El ex vicepresidente de la Nación, Amado Boudou, afronta una
semana clave para su futuro judicial. El jueves, el Tribunal Oral en lo
Criminal Federal N° 4 dará a conocer el veredicto en el juicio oral y público
contra el kirchnerista por el caso Ciccone.
En las últimas horas hubo varias versiones que aseguraban
que el ex vicepresidente entre 2011 y 2015 no solo sería condenado sino
inmediatamente detenido, tal como pidió la Unidad de Información Financiera
(UIF), querellante en la causa, por disposición de los jueces Pablo Bertuzzi,
Néstor Costabel, María Gabriela López Iñiguez y Jorge Gorini (este último en
calidad de juez sustituto).
El ex vicepresidente de Cristina Fernández de Kirchner ya
estuvo en la cárcel de Ezeiza entre noviembre y enero último, por orden del
juez Ariel Lijo, en una causa por presunta asociación ilícita y enriquecimiento
ilícito. Pero la Cámara Federal lo liberó.
Previamente, mañana, el tribunal dará a los acusados la
posibilidad de decir sus últimas palabras antes de la lectura de la sentencia,
con excepción de Alejandro Vandenbroele, cuya oportunidad será el mismo jueves
12. La UIF pidió seis años de prisión en contra del ex vicepresidente y la
detención inmediata.
Los acusados por Ciccone son Boudou, su socio y amigo José
María Núñez Carmona; Alejandro Vandenbroele, amigo de Núñez Carmona y junto con
él, considerado testaferros de Boudou para quedarse con la imprenta; Rafael
Resnick Brenner, ex jefe de asesores de la AFIP; Nicolás Ciccone, exdueño de la
empresa; y Guido Forcieri, asesor de Boudou.

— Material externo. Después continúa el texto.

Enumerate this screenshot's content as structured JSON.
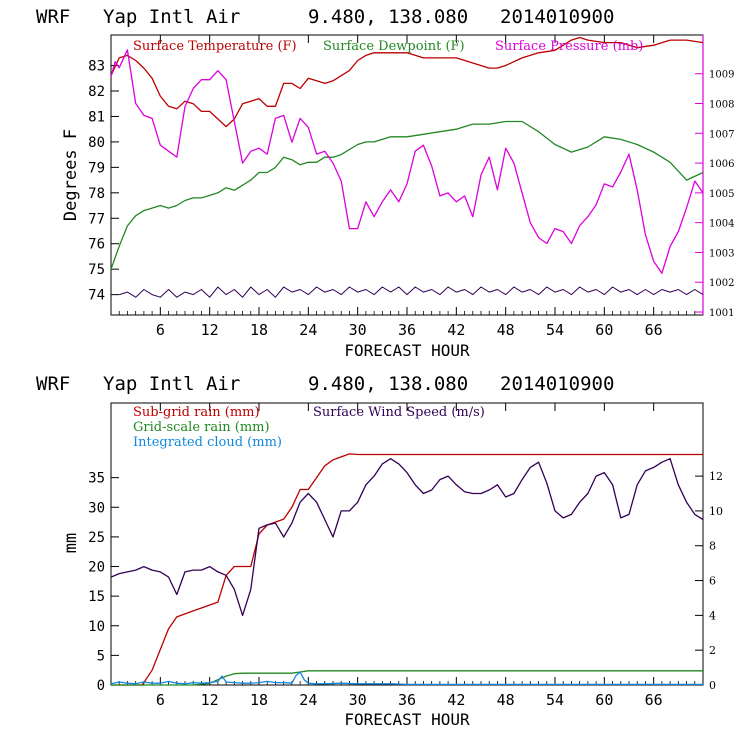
{
  "charts": [
    {
      "header": {
        "model": "WRF",
        "station": "Yap Intl Air",
        "coords": "9.480, 138.080",
        "init": "2014010900"
      },
      "xlabel": "FORECAST HOUR",
      "ylabel_left": "Degrees F",
      "legend": [
        {
          "label": "Surface Temperature (F)",
          "color": "#bb0000"
        },
        {
          "label": "Surface Dewpoint (F)",
          "color": "#228822"
        },
        {
          "label": "Surface Pressure (mb)",
          "color": "#dd00dd"
        }
      ]
    },
    {
      "header": {
        "model": "WRF",
        "station": "Yap Intl Air",
        "coords": "9.480, 138.080",
        "init": "2014010900"
      },
      "xlabel": "FORECAST HOUR",
      "ylabel_left": "mm",
      "legend": [
        {
          "label": "Sub-grid rain (mm)",
          "color": "#bb0000"
        },
        {
          "label": "Surface Wind Speed (m/s)",
          "color": "#330055"
        },
        {
          "label": "Grid-scale rain (mm)",
          "color": "#228822"
        },
        {
          "label": "Integrated cloud (mm)",
          "color": "#1188dd"
        }
      ]
    }
  ],
  "chart_data": [
    {
      "type": "line",
      "title": "WRF  Yap Intl Air  9.480, 138.080  2014010900",
      "xlabel": "FORECAST HOUR",
      "ylabel": "Degrees F",
      "xlim": [
        0,
        72
      ],
      "ylim": [
        73.2,
        84.2
      ],
      "y2lim": [
        1000.9,
        1010.3
      ],
      "xticks": [
        "6",
        "12",
        "18",
        "24",
        "30",
        "36",
        "42",
        "48",
        "54",
        "60",
        "66"
      ],
      "yticks": [
        "74",
        "75",
        "76",
        "77",
        "78",
        "79",
        "80",
        "81",
        "82",
        "83"
      ],
      "y2ticks": [
        "1001",
        "1002",
        "1003",
        "1004",
        "1005",
        "1006",
        "1007",
        "1008",
        "1009"
      ],
      "series": [
        {
          "name": "Surface Temperature (F)",
          "axis": "left",
          "color": "#bb0000",
          "x": [
            0,
            1,
            2,
            3,
            4,
            5,
            6,
            7,
            8,
            9,
            10,
            11,
            12,
            13,
            14,
            15,
            16,
            17,
            18,
            19,
            20,
            21,
            22,
            23,
            24,
            25,
            26,
            27,
            28,
            29,
            30,
            31,
            32,
            33,
            34,
            35,
            36,
            38,
            40,
            42,
            44,
            46,
            47,
            48,
            50,
            52,
            54,
            56,
            57,
            58,
            60,
            62,
            64,
            66,
            68,
            70,
            72
          ],
          "y": [
            82.6,
            83.3,
            83.4,
            83.2,
            82.9,
            82.5,
            81.8,
            81.4,
            81.3,
            81.6,
            81.5,
            81.2,
            81.2,
            80.9,
            80.6,
            80.9,
            81.5,
            81.6,
            81.7,
            81.4,
            81.4,
            82.3,
            82.3,
            82.1,
            82.5,
            82.4,
            82.3,
            82.4,
            82.6,
            82.8,
            83.2,
            83.4,
            83.5,
            83.5,
            83.5,
            83.5,
            83.5,
            83.3,
            83.3,
            83.3,
            83.1,
            82.9,
            82.9,
            83.0,
            83.3,
            83.5,
            83.6,
            84.0,
            84.1,
            84.0,
            83.9,
            83.9,
            83.7,
            83.8,
            84.0,
            84.0,
            83.9
          ]
        },
        {
          "name": "Surface Dewpoint (F)",
          "axis": "left",
          "color": "#228822",
          "x": [
            0,
            1,
            2,
            3,
            4,
            5,
            6,
            7,
            8,
            9,
            10,
            11,
            12,
            13,
            14,
            15,
            16,
            17,
            18,
            19,
            20,
            21,
            22,
            23,
            24,
            25,
            26,
            27,
            28,
            29,
            30,
            31,
            32,
            33,
            34,
            35,
            36,
            38,
            40,
            42,
            44,
            46,
            48,
            50,
            52,
            54,
            56,
            58,
            60,
            62,
            64,
            66,
            68,
            70,
            72
          ],
          "y": [
            75.0,
            75.9,
            76.7,
            77.1,
            77.3,
            77.4,
            77.5,
            77.4,
            77.5,
            77.7,
            77.8,
            77.8,
            77.9,
            78.0,
            78.2,
            78.1,
            78.3,
            78.5,
            78.8,
            78.8,
            79.0,
            79.4,
            79.3,
            79.1,
            79.2,
            79.2,
            79.4,
            79.4,
            79.5,
            79.7,
            79.9,
            80.0,
            80.0,
            80.1,
            80.2,
            80.2,
            80.2,
            80.3,
            80.4,
            80.5,
            80.7,
            80.7,
            80.8,
            80.8,
            80.4,
            79.9,
            79.6,
            79.8,
            80.2,
            80.1,
            79.9,
            79.6,
            79.2,
            78.5,
            78.8
          ]
        },
        {
          "name": "Surface Pressure (mb)",
          "axis": "right",
          "color": "#dd00dd",
          "x": [
            0,
            0.5,
            1,
            2,
            3,
            4,
            5,
            6,
            7,
            8,
            9,
            10,
            11,
            12,
            13,
            14,
            15,
            16,
            17,
            18,
            19,
            20,
            21,
            22,
            23,
            24,
            25,
            26,
            27,
            28,
            29,
            30,
            31,
            32,
            33,
            34,
            35,
            36,
            37,
            38,
            39,
            40,
            41,
            42,
            43,
            44,
            45,
            46,
            47,
            48,
            49,
            50,
            51,
            52,
            53,
            54,
            55,
            56,
            57,
            58,
            59,
            60,
            61,
            62,
            63,
            64,
            65,
            66,
            67,
            68,
            69,
            70,
            71,
            72
          ],
          "y": [
            1008.9,
            1009.4,
            1009.2,
            1009.8,
            1008.0,
            1007.6,
            1007.5,
            1006.6,
            1006.4,
            1006.2,
            1007.9,
            1008.5,
            1008.8,
            1008.8,
            1009.1,
            1008.8,
            1007.4,
            1006.0,
            1006.4,
            1006.5,
            1006.3,
            1007.5,
            1007.6,
            1006.7,
            1007.5,
            1007.2,
            1006.3,
            1006.4,
            1006.0,
            1005.4,
            1003.8,
            1003.8,
            1004.7,
            1004.2,
            1004.7,
            1005.1,
            1004.7,
            1005.3,
            1006.4,
            1006.6,
            1005.9,
            1004.9,
            1005.0,
            1004.7,
            1004.9,
            1004.2,
            1005.6,
            1006.2,
            1005.1,
            1006.5,
            1006.0,
            1005.0,
            1004.0,
            1003.5,
            1003.3,
            1003.8,
            1003.7,
            1003.3,
            1003.9,
            1004.2,
            1004.6,
            1005.3,
            1005.2,
            1005.7,
            1006.3,
            1005.1,
            1003.6,
            1002.7,
            1002.3,
            1003.2,
            1003.7,
            1004.5,
            1005.4,
            1005.0
          ]
        },
        {
          "name": "",
          "axis": "left",
          "color": "#330055",
          "style": "zigzag",
          "x": [
            1,
            2,
            3,
            4,
            5,
            6,
            7,
            8,
            9,
            10,
            11,
            12,
            13,
            14,
            15,
            16,
            17,
            18,
            19,
            20,
            21,
            22,
            23,
            24,
            25,
            26,
            27,
            28,
            29,
            30,
            31,
            32,
            33,
            34,
            35,
            36,
            37,
            38,
            39,
            40,
            41,
            42,
            43,
            44,
            45,
            46,
            47,
            48,
            49,
            50,
            51,
            52,
            53,
            54,
            55,
            56,
            57,
            58,
            59,
            60,
            61,
            62,
            63,
            64,
            65,
            66,
            67,
            68,
            69,
            70,
            71,
            72
          ],
          "y": [
            74.0,
            74.1,
            73.9,
            74.2,
            74.0,
            73.9,
            74.2,
            73.9,
            74.1,
            74.0,
            74.2,
            73.9,
            74.3,
            74.0,
            74.2,
            73.9,
            74.3,
            74.0,
            74.2,
            73.9,
            74.3,
            74.1,
            74.2,
            74.0,
            74.3,
            74.1,
            74.2,
            74.0,
            74.3,
            74.1,
            74.2,
            74.0,
            74.3,
            74.1,
            74.3,
            74.0,
            74.3,
            74.1,
            74.2,
            74.0,
            74.3,
            74.1,
            74.2,
            74.0,
            74.3,
            74.1,
            74.2,
            74.0,
            74.3,
            74.1,
            74.2,
            74.0,
            74.3,
            74.1,
            74.2,
            74.0,
            74.3,
            74.1,
            74.2,
            74.0,
            74.3,
            74.1,
            74.2,
            74.0,
            74.2,
            74.0,
            74.2,
            74.1,
            74.2,
            74.0,
            74.2,
            74.0
          ]
        }
      ]
    },
    {
      "type": "line",
      "title": "WRF  Yap Intl Air  9.480, 138.080  2014010900",
      "xlabel": "FORECAST HOUR",
      "ylabel": "mm",
      "xlim": [
        0,
        72
      ],
      "ylim": [
        0,
        47.6
      ],
      "y2lim": [
        0,
        16.2
      ],
      "xticks": [
        "6",
        "12",
        "18",
        "24",
        "30",
        "36",
        "42",
        "48",
        "54",
        "60",
        "66"
      ],
      "yticks": [
        "0",
        "5",
        "10",
        "15",
        "20",
        "25",
        "30",
        "35"
      ],
      "y2ticks": [
        "0",
        "2",
        "4",
        "6",
        "8",
        "10",
        "12"
      ],
      "series": [
        {
          "name": "Sub-grid rain (mm)",
          "axis": "left",
          "color": "#bb0000",
          "x": [
            0,
            3.8,
            5,
            6,
            7,
            8,
            9,
            10,
            11,
            12,
            13,
            14,
            15,
            16,
            17,
            18,
            19,
            20,
            21,
            22,
            23,
            24,
            25,
            26,
            27,
            28,
            29,
            30,
            72
          ],
          "y": [
            0,
            0,
            2.5,
            6.0,
            9.5,
            11.5,
            12.0,
            12.5,
            13.0,
            13.5,
            14.0,
            18.5,
            20.0,
            20.0,
            20.0,
            25.5,
            27.0,
            27.5,
            28.0,
            30.0,
            33.0,
            33.0,
            35.0,
            37.0,
            38.0,
            38.5,
            39.0,
            38.9,
            38.9
          ]
        },
        {
          "name": "Surface Wind Speed (m/s)",
          "axis": "right",
          "color": "#330055",
          "x": [
            0,
            1,
            2,
            3,
            4,
            5,
            6,
            7,
            8,
            9,
            10,
            11,
            12,
            13,
            14,
            15,
            16,
            17,
            18,
            19,
            20,
            21,
            22,
            23,
            24,
            25,
            26,
            27,
            28,
            29,
            30,
            31,
            32,
            33,
            34,
            35,
            36,
            37,
            38,
            39,
            40,
            41,
            42,
            43,
            44,
            45,
            46,
            47,
            48,
            49,
            50,
            51,
            52,
            53,
            54,
            55,
            56,
            57,
            58,
            59,
            60,
            61,
            62,
            63,
            64,
            65,
            66,
            67,
            68,
            69,
            70,
            71,
            72
          ],
          "y": [
            6.2,
            6.4,
            6.5,
            6.6,
            6.8,
            6.6,
            6.5,
            6.2,
            5.2,
            6.5,
            6.6,
            6.6,
            6.8,
            6.5,
            6.3,
            5.5,
            4.0,
            5.5,
            9.0,
            9.2,
            9.3,
            8.5,
            9.3,
            10.5,
            11.0,
            10.5,
            9.5,
            8.5,
            10.0,
            10.0,
            10.5,
            11.5,
            12.0,
            12.7,
            13.0,
            12.7,
            12.2,
            11.5,
            11.0,
            11.2,
            11.8,
            12.0,
            11.5,
            11.1,
            11.0,
            11.0,
            11.2,
            11.5,
            10.8,
            11.0,
            11.8,
            12.5,
            12.8,
            11.6,
            10.0,
            9.6,
            9.8,
            10.5,
            11.0,
            12.0,
            12.2,
            11.5,
            9.6,
            9.8,
            11.5,
            12.3,
            12.5,
            12.8,
            13.0,
            11.5,
            10.5,
            9.8,
            9.5
          ]
        },
        {
          "name": "Grid-scale rain (mm)",
          "axis": "left",
          "color": "#228822",
          "x": [
            0,
            10,
            12,
            13,
            14,
            15,
            16,
            22,
            23,
            24,
            72
          ],
          "y": [
            0,
            0,
            0.3,
            0.9,
            1.5,
            1.9,
            2.0,
            2.0,
            2.2,
            2.4,
            2.4
          ]
        },
        {
          "name": "Integrated cloud (mm)",
          "axis": "left",
          "color": "#1188dd",
          "x": [
            0,
            1,
            2,
            3,
            4,
            5,
            6,
            7,
            8,
            9,
            10,
            11,
            12,
            13,
            13.5,
            14,
            15,
            16,
            17,
            18,
            19,
            20,
            21,
            22,
            22.5,
            23,
            23.5,
            24,
            25,
            26,
            28,
            30,
            32,
            34,
            36,
            40,
            44,
            48,
            52,
            56,
            60,
            64,
            68,
            72
          ],
          "y": [
            0.2,
            0.5,
            0.3,
            0.2,
            0.5,
            0.3,
            0.3,
            0.6,
            0.3,
            0.2,
            0.4,
            0.3,
            0.4,
            0.6,
            1.5,
            0.5,
            0.4,
            0.3,
            0.3,
            0.4,
            0.6,
            0.4,
            0.4,
            0.3,
            1.6,
            2.2,
            0.9,
            0.3,
            0.2,
            0.2,
            0.3,
            0.2,
            0.2,
            0.2,
            0.1,
            0.1,
            0.1,
            0.1,
            0.1,
            0.1,
            0.1,
            0.1,
            0.1,
            0.1
          ]
        }
      ]
    }
  ]
}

Según precisó ayer el diario La Nación, están acusados de
dos delitos, que abarcan la misma conducta: quedarse con Ciccone Calcográfica.
Los delitos son negociaciones incompatibles con la función pública y cohecho,
es decir que Boudou se interesó para que se levantara la quiebra de la imprenta
y que se quedó con el 70% de sus acciones, como coima, por lograr salvarla.
La fiscalía pidió penas de cinco años y seis meses de
prisión, inhabilitación especial perpetua para ejercer cargos públicos,
inhabilitación absoluta por el tiempo de la condena y una multa de $90.000 para
Boudou. Además solicitó cinco años de prisión para Núñez Carmona; cuatro años
para Ciccone; tres años y seis meses para Resnick Brenner; tres años para
Alejandro Vandenbroele; y dos años y seis meses para Guido Forcieri. Las
querellas pidieron penas un poco más altas.
La defensa de Boudou, a cargo de Alejandro Rúa, ya dijo en
el alegato que cree que en el juicio no se probaron ninguna de las dos
acusaciones. Dice que no se probó que Vandenbroele fuera testaferro de Boudou y
que, a lo sumo, en el peor de los casos, lo que la acusación podría haber probado
es que Núñez Carmona le decía a Vandenbroele que el negocio era de Boudou, pero
esto no prueba que el ex vicepresidente haya recibido nada. Rúa cree que el
juicio se apuró y que debería haberse hecho con Ricardo Echegaray, pues la
decisión sobre la quiebra de Ciccone fue de la AFIP, no de Boudou.
Vandenbroele, que confesó en el juicio y declaró como
arrepentido ante el juez Lijo, afirmó que los financistas de Ciccone eran el
banquero Jorge Brito y Raúl Moneta y que Boudou estaba detrás de la maniobra.
La confesión en el caso de Ciccone le podría valer, según especulaciones
tribunalicias, que no vaya preso y que reciba una sentencia leve.